Here is some poetic justice for you.
As someone who has talked about movies nearly my whole life and who has blogged about them for a couple of decades, I have skewered more than my share of sequels—up to and including the questioning of whether there is any point to sequels at all. So what do I find myself doing these days? Yes, I am writing a sequel.
Let us be clear. There is nothing inherently bad about a sequel. After all a sequel is nothing more than a story not unlike any other story. It is only a sequel because it happens to take place in the same world and uses some or all of the same characters as a previously existing story. That should not necessarily disqualify it from being as good as any other story.
So why do sequels have such a bad reputation with critics and other film snobs? Mainly because sequels to very successful works too often give the impression of having been conceived only as a way to extract more money from people who enjoyed the original book or movie or whatever it was. Readers of my movie blog should be well familiar with the long established role of the sequel. It is to satisfy the fan’s desire to relive the enjoyment of the original (i.e. re-tell the same story) while simultaneously satisfying the fan’s desire to get something brand new (i.e. pretend to tell a different story). Here is another take on the purpose of sequels: to do the same thing over again but bigger and better. This mainly applies to movies, as studios tend to be rather risk averse. They greenlight sequels—and remakes and reboots and spinoffs and thinly disguised plagiarism—because they seem safer, having stories, characters and worlds that have already proven themselves with audiences.
So the fact that I am writing a sequel to Maximilian and Carlotta Are Dead means that I am shamlessly cashing in, right? Well, hardly. There is no reason to believe that my third novel—even if it is a sequel—will shift my tax bracket any more than the first two did. So why I am writing it? Mainly because a surprising number of people told me that they really wanted to know what happened next to Dallas Green. I thought I might hear the same thing after The Three Towers of Afranor, but so far I have not had anywhere near the same interest in a follow-up. That kind of surprises me since the second book was really left more open-ended with possibilities for more stories.
To be clear, I really did conceive of Max & Carly (as I am wont to refer to it when rushed) as a one-off self-contained story that needed no further elaboration. I thought Dallas’s trajectory was left pretty clear. It had originally been that of someone who would pretty much follow the same life as his father and who would likely not stray too far from his home town. By the end of the book that trajectory had been changed by his trip to Mexico and his exposure to a wider world and more people and places. He was now going to pursue more education as well as his budding interests in photography and the Spanish language. That seemed a satisfying conclusion to me. Readers, however, still wanted to know what else would happen to him? Would he ever meet Marisol again? Would he ever find out what happened to Antonio? Would he have liver problems from all the drinking he did? Okay, no one actually asked that last question.
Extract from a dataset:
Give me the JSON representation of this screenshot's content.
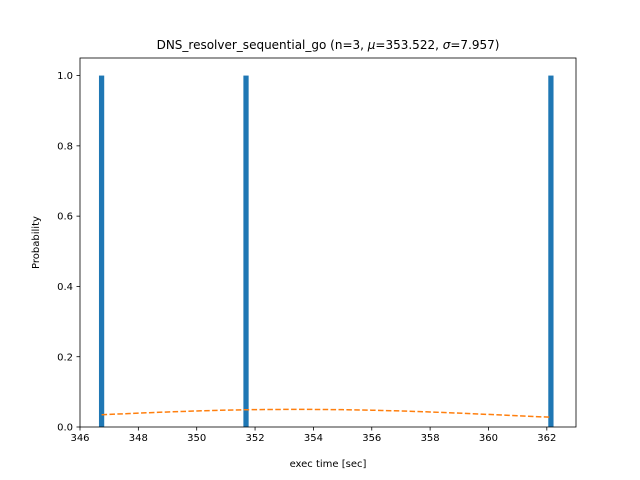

As it turned out, the more I got asked about this and the more I thought about it, the more curious I myself got about what life held for Dallas. As a consequence I am now ten chapters and about eighty pages into the first draft of another book about him. I had thought I had had enough of him once I finished the first book, but after a break I am finding him good company again—especially since he is now older and a bit—but only a bit—more mature. For one thing, he does not swear nearly so much. For another, he has gotten somewhat more modern in his thinking.
I will share a secret with you. Some readers guessed a few of the literary influences behind Max & Carly. (Huckleberry Finn was a big one.) But no one guessed one of the main ones. It was Evelyn Waugh’s Brideshead Revisited. Sure, the friendship of two young rednecks in rural 1970s America may not seem to have much in common with a tale of posh English lads at Oxford during the reign of George V but, hey, male bonding is male bonding. The tip-off should have been the way Dallas’s growing interest in Antonio’s Catholicism paralleled the role that religion played with the family of young Lord Sebastian Flyte. I bring this up because Dallas’s story now faces a problem similar to that of Waugh’s protagonist Charles Ryder. Once the flamoybant and magnetic Sebastian left the scene, the story lost something. Charles on his own was not necessarily the most interesting character.
Similarly, practically everybody who has read Max & Carly has told me that their favorite character is either Lonnie or Antonio. Unfortunately for them, neither of those two are in the frame of the sequel—at least not in the early going. Will the new characters in Dallas’s life be able to fill the gap adequately?
More importantly, will it really just be the same story again—only bigger and better?
When the time comes, you can decide.